Yiqiao Jin,Mohit Chandra,Gaurav Verma,Yibo Hu,Munmun De Choudhury,Srijan Kumar
2023-10-24
Abstract:Large language models (LLMs) are transforming the ways the general public accesses and consumes information. Their influence is particularly pronounced in pivotal sectors like healthcare, where lay individuals are increasingly appropriating LLMs as conversational agents for everyday queries. While LLMs demonstrate impressive language understanding and generation proficiencies, concerns regarding their safety remain paramount in these high-stake domains. Moreover, the development of LLMs is disproportionately focused on English. It remains unclear how these LLMs perform in the context of non-English languages, a gap that is critical for ensuring equity in the real-world use of these systems.This paper provides a framework to investigate the effectiveness of LLMs as multi-lingual dialogue systems for healthcare queries. Our empirically-derived framework XlingEval focuses on three fundamental criteria for evaluating LLM responses to naturalistic human-authored health-related questions: correctness, consistency, and verifiability. Through extensive experiments on four major global languages, including English, Spanish, Chinese, and Hindi, spanning three expert-annotated large health Q&A datasets, and through an amalgamation of algorithmic and human-evaluation strategies, we found a pronounced disparity in LLM responses across these languages, indicating a need for enhanced cross-lingual capabilities.
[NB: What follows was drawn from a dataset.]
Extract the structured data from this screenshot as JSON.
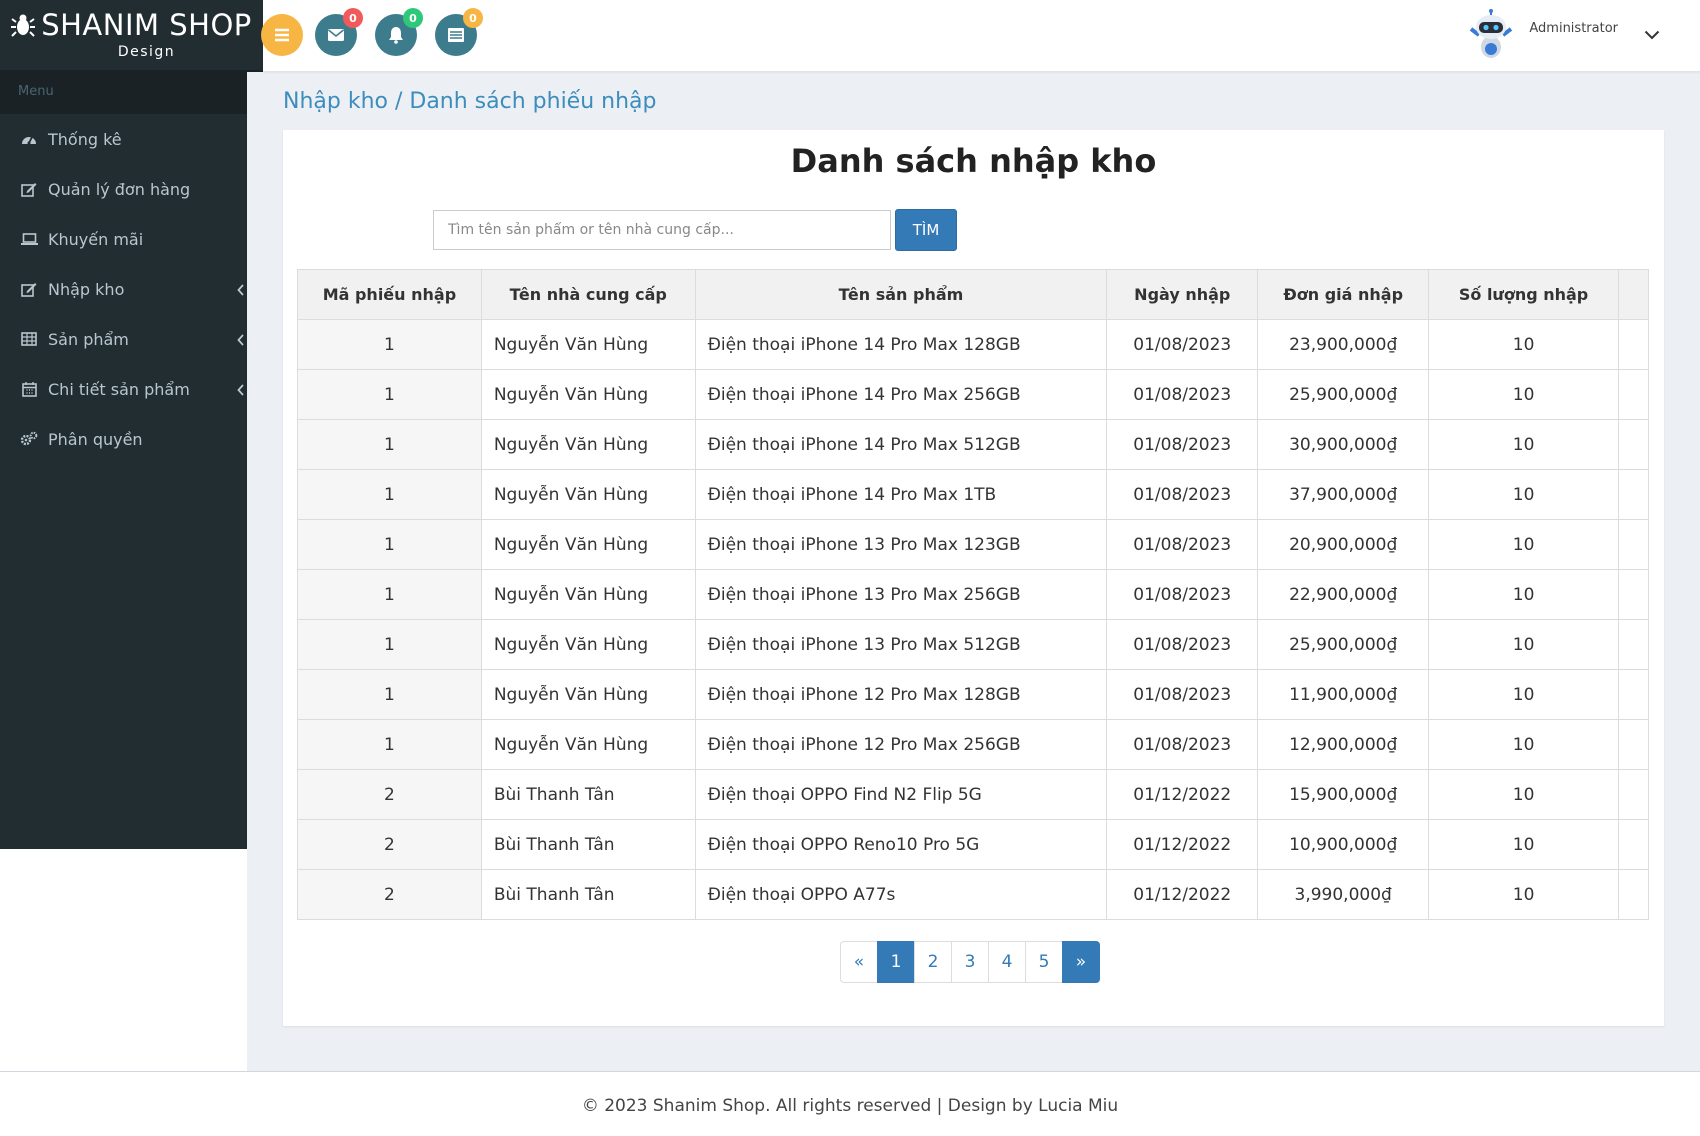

We further propose XlingHealth, a cross-lingual benchmark for examining the multilingual capabilities of LLMs in the healthcare context. Our findings underscore the pressing need to bolster the cross-lingual capacities of these models, and to provide an equitable information ecosystem accessible to all.
Computation and Language,Artificial Intelligence
What problem does this paper attempt to address?
This paper attempts to solve the following two main problems: 1. **Ensure the safety of large language models (LLMs) in high - risk areas, especially in the healthcare field**: - LLMs are widely used in critical areas such as healthcare, but the information provided by these models may be inaccurate or incomplete, which may have a serious negative impact on users. Therefore, it is crucial to ensure the correctness, consistency, and verifiability of LLMs when answering medical queries. - Specifically, the paper proposes three evaluation criteria: - **Correctness**: The model's answers should be factually accurate and comprehensively answer the query. - **Consistency**: The model should generate similar answers to the same query and maintain a high degree of similarity in terms of vocabulary, semantics, and topic. - **Verifiability**: The model should be able to verify the correctness of its answers and clearly distinguish between correct and incorrect answers. 2. **Solve the problem of language differences and ensure fairness in a multilingual environment**: - Currently, the development and evaluation of most LLMs are mainly focused on English, which may lead to a poor experience for non - English users, especially when more than 80% of the global population does not use English as their native or second language. - To ensure fairness among users of different languages, the paper proposes a cross - language evaluation framework (XLingEval) and conducts experiments in four major languages (English, Spanish, Chinese, and Hindi), revealing that there are significant differences in the performance of LLMs in different languages. Through research in these two aspects, the paper aims to promote the safety and fairness of LLMs in the healthcare field and ensure that users of all languages can obtain reliable information.